The biggest obstacle to Russia’s plan was the imminent agreement between Ukraine and the EU. To prevent Ukraine from signing the EU deal, Putin used a carrot and stick approach on Yanukovych. Russia cut natural gas costs, promised $15 billion aid to Ukraine, but also closed the borders of the custom union to Ukrainian goods for a time. Yanukovych ultimately scuttled the EU deal.
That act triggered a wave of protests that ultimately grew to a revolt forcing Yanukovych to leave the country. Ukrainians in the West were horrified that the country would turn its back on the west in order to cozy up to an authoritarian regime in Russia. What seemed a victory for Putin has suddenly turned into a crisis. His response has been to invade Ukraine, but so far limited to the Crimea.
To Russian nationalists, the Crimea is an integral part of “Mother Russia.” Yes, Ukraine has internationally recognized borders, and allowing Russia to change them with force violates fundamental tenets of international law. However, the alternative might be civil war and bloodshed, for a conclusion that probably is no better. The Crimea has been part of Ukraine for only 50 years, has hardly any ethnic Ukrainians, and would be a small price to pay to get true independence and the capacity to move towards the West.
Still, hardliners in Kiev do not want to give up any sovereignty, and there is fear that this could spiral into other conflicts. If other former Soviet Republicans disintegrate into ethnic fragmentation the result could be cascading instability.
Yet when Abkhazia and South Ossetia broke from Georgia in 2008, it ironically made it easier for Georgia to pursue its own path without constant crises with Russia. A Ukraine without the Crimea may be “freed” to turn to the west. If Ukraine resists to try to keep the Crimea, that could be an incentive for Putin to up the ante, and take more of Ukraine – the places where ethnic Russians still make up a large part of the country. So would Russia be satisfied with just the Crimea, or might it demand Ukraine be split on broader ethnic grounds?

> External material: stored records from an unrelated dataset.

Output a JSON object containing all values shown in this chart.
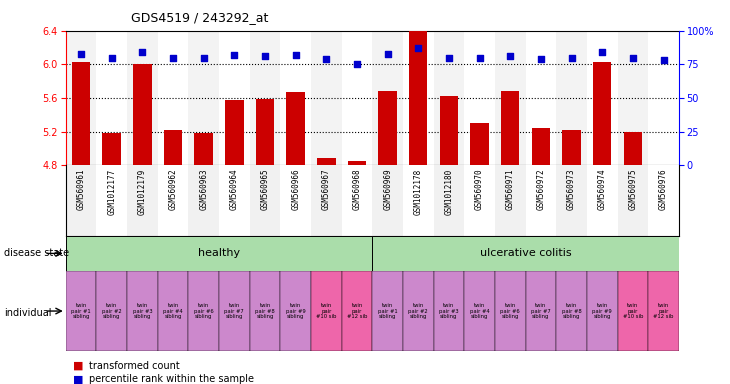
{
  "title": "GDS4519 / 243292_at",
  "samples": [
    "GSM560961",
    "GSM1012177",
    "GSM1012179",
    "GSM560962",
    "GSM560963",
    "GSM560964",
    "GSM560965",
    "GSM560966",
    "GSM560967",
    "GSM560968",
    "GSM560969",
    "GSM1012178",
    "GSM1012180",
    "GSM560970",
    "GSM560971",
    "GSM560972",
    "GSM560973",
    "GSM560974",
    "GSM560975",
    "GSM560976"
  ],
  "bar_values": [
    6.03,
    5.18,
    6.0,
    5.22,
    5.18,
    5.57,
    5.59,
    5.67,
    4.88,
    4.85,
    5.68,
    6.4,
    5.62,
    5.3,
    5.68,
    5.24,
    5.22,
    6.03,
    5.19,
    4.8
  ],
  "scatter_values_pct": [
    83,
    80,
    84,
    80,
    80,
    82,
    81,
    82,
    79,
    75,
    83,
    87,
    80,
    80,
    81,
    79,
    80,
    84,
    80,
    78
  ],
  "ylim_left": [
    4.8,
    6.4
  ],
  "ylim_right": [
    0,
    100
  ],
  "yticks_left": [
    4.8,
    5.2,
    5.6,
    6.0,
    6.4
  ],
  "yticks_right": [
    0,
    25,
    50,
    75,
    100
  ],
  "ytick_labels_right": [
    "0",
    "25",
    "50",
    "75",
    "100%"
  ],
  "hlines": [
    5.2,
    5.6,
    6.0
  ],
  "disease_state_healthy_count": 10,
  "disease_state_uc_count": 10,
  "healthy_label": "healthy",
  "uc_label": "ulcerative colitis",
  "healthy_color": "#aaddaa",
  "uc_color": "#aaddaa",
  "bar_color": "#CC0000",
  "scatter_color": "#0000CC",
  "individual_labels_healthy": [
    "twin\npair #1\nsibling",
    "twin\npair #2\nsibling",
    "twin\npair #3\nsibling",
    "twin\npair #4\nsibling",
    "twin\npair #6\nsibling",
    "twin\npair #7\nsibling",
    "twin\npair #8\nsibling",
    "twin\npair #9\nsibling",
    "twin\npair\n#10 sib",
    "twin\npair\n#12 sib"
  ],
  "individual_labels_uc": [
    "twin\npair #1\nsibling",
    "twin\npair #2\nsibling",
    "twin\npair #3\nsibling",
    "twin\npair #4\nsibling",
    "twin\npair #6\nsibling",
    "twin\npair #7\nsibling",
    "twin\npair #8\nsibling",
    "twin\npair #9\nsibling",
    "twin\npair\n#10 sib",
    "twin\npair\n#12 sib"
  ],
  "individual_healthy_colors": [
    "#CC88CC",
    "#CC88CC",
    "#CC88CC",
    "#CC88CC",
    "#CC88CC",
    "#CC88CC",
    "#CC88CC",
    "#CC88CC",
    "#EE66AA",
    "#EE66AA"
  ],
  "individual_uc_colors": [
    "#CC88CC",
    "#CC88CC",
    "#CC88CC",
    "#CC88CC",
    "#CC88CC",
    "#CC88CC",
    "#CC88CC",
    "#CC88CC",
    "#EE66AA",
    "#EE66AA"
  ],
  "legend_bar_label": "transformed count",
  "legend_scatter_label": "percentile rank within the sample",
  "bar_width": 0.6,
  "bg_color_odd": "#e8e8e8",
  "bg_color_even": "#ffffff",
  "xlabels_bg": "#cccccc"
}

Compare that map to this map of Ukrainian ethnicity – it is clear that the vote followed ethnic lines, meaning that Ukraine is an ethnically divided state. It is not at all clear that it will be possible to avoid some kind of division, given that there appears to be no compromise between tilting west to the EU, or east to Russia.

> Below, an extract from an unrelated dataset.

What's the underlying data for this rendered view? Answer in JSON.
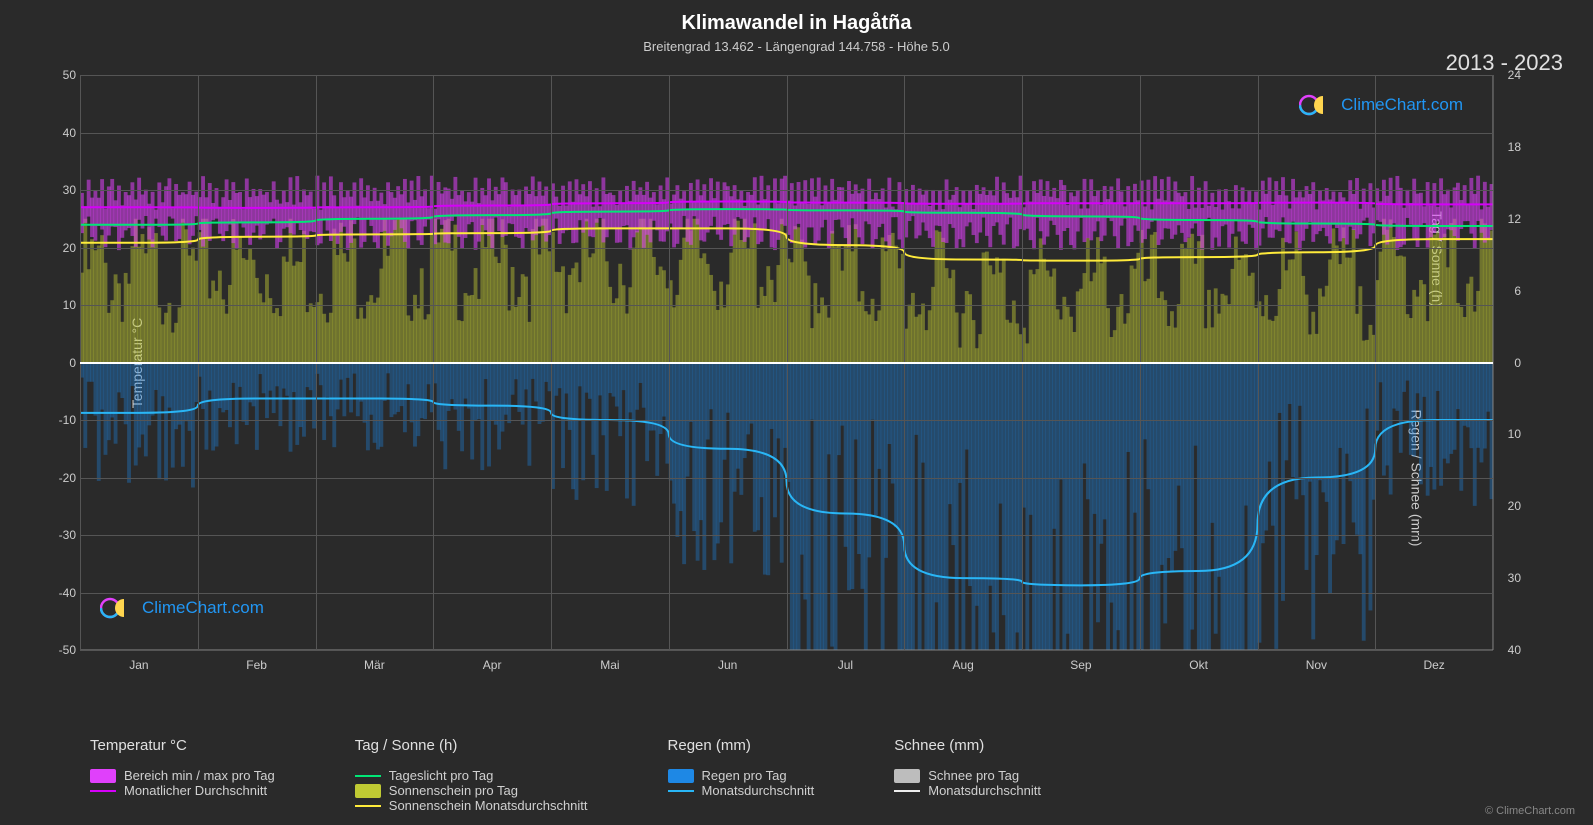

The US and the EU have limited options. While some hawks want to chug the 7th fleet into the Black Sea and announce complete support for the interim government in Kiev, it’s hard to see how escalating the affair would be American or EU interests, and easy to see how that could set up a path to an even more dangerous and volatile crisis. It’s also almost impossible to envision Russia simply giving up on control of the Crimea.

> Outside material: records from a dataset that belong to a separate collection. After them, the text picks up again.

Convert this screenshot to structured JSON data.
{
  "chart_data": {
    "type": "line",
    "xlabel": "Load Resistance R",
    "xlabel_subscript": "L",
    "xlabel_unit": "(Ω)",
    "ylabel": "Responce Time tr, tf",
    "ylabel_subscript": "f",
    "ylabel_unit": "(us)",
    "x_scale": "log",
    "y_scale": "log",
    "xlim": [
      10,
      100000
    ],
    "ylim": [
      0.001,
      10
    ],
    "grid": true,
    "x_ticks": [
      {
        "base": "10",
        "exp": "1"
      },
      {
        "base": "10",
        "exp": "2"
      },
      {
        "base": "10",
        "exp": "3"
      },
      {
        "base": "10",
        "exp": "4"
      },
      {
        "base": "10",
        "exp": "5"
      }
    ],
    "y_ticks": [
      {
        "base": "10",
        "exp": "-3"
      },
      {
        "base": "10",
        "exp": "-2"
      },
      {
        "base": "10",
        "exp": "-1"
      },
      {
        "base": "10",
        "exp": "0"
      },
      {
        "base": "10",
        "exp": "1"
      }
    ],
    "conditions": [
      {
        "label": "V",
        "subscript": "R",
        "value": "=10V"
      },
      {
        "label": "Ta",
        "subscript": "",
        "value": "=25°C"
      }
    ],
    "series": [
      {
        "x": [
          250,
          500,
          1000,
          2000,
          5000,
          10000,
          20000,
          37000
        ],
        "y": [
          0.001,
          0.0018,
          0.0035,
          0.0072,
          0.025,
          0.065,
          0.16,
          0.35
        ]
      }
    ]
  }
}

I think a division of Ukraine in some way is the best solution. Both parts of Ukraine have important pipelines, each have oil shale deposits which could be potentially lucrative. The UN should call for a cease fire recognizing de facto Russian occupation of the Crimea. If it becomes obvious that Russians in other parts of eastern Ukraine do not want to be with the western portion of the state, talks on a peaceful divorce from the Ukraine should begin, overseen by the UN. While some will see that as a victory of Putin – Russia forcing the division of a sovereign state to expand its sphere of influence – it is it. It shows that there are real limits to Putin’s goal of asserting regional hegemony; the western portion of Ukraine would over time be stronger and more prosperous. That would bring western influence deeper into the region.
One thing is for sure, an escalation of the crisis and violence is not in anybody’s best interest.